CDN des 20 et 21 mai 2021 – Introduction

Nous sommes réunis pour le dernier CDN d’une année scolaire qui aura été extrêmement compliquée. Il arrive dans un contexte international extrêmement tendu avec notamment la répression du mouvement social en Colombie mais aussi l’escalade dans le conflit israélo-palestinien qui fait craindre le pire. Les mouvements de soutien organisés en France ont, comme s’en est devenu une malheureuse habitude, été interdits à de nombreux endroits et la dispersion des quelques personnes souhaitant toutefois manifester a été une nouvelle fois assez violente. Le Chili qui a vu la droite et l’extrême droite prendre une claque avec l’élection de la gauche et des indépendants à la convention constituante peut nourrir un certain espoir mais dans le même temps cela peut interroger. Faut-il pour un avènement de la gauche sociale une prise de conscience provoquée par des politiques dictatoriales, de droite dure ou d’extrême droite ?

Ce dernier CDN est aussi le moment de dresser un premier bilan global pour construire des pistes pour l’avenir, se fixer un cap pour la prochaine rentrée.

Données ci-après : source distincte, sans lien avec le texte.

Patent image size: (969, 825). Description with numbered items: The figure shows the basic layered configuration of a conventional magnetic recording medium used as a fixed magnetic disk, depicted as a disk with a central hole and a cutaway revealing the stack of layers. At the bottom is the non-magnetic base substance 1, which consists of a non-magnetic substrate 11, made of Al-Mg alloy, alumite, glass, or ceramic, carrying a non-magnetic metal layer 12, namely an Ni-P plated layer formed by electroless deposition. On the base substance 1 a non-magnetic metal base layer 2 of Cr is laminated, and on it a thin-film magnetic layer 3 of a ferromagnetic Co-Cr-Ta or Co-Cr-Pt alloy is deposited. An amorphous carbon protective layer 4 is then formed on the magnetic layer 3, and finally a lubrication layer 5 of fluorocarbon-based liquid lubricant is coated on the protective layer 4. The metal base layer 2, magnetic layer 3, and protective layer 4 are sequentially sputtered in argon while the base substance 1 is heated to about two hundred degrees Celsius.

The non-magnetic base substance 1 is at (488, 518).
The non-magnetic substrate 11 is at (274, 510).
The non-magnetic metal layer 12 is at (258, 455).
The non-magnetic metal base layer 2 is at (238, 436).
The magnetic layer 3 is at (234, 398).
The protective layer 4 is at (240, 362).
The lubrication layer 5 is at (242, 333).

D’aucun pense que la pandémie, la période actuelle, révèle la faillite du néolibéralisme en ce qu’il n’aurait pu montrer sa capacité à répondre aux crises. Mais cette faillite ne peut s’analyser qu’à l’aune d’une vision de l’Etat providence, de l’Etat protecteur qui nous a bercé et sur lequel nous fondons notre conception du modèle social. Si on se place du côté des thuriféraires de cette idéologie, on peut surtout y voir une avancée de ce système. En effet, pour eux, cette période aura permis de faire avancer bien des marqueurs du néolibéralisme : individualisation des situations, atomisation des solidarités, contrôle renforcé des citoyens, digitalisation, primauté de l’économique sur le social, négation des corps intermédiaires dont les syndicats comme partenaires sociaux… Cette période, suivant le mode d’entrée que l’on choisit, peut donc présenter des analyses diamétralement opposées. Il nous faut donc éviter le manichéisme et tenter de voir les choses de manière dialectique si l’on veut pouvoir identifier les leviers sur lesquels il nous faut jouer pour faire avancer nos revendications.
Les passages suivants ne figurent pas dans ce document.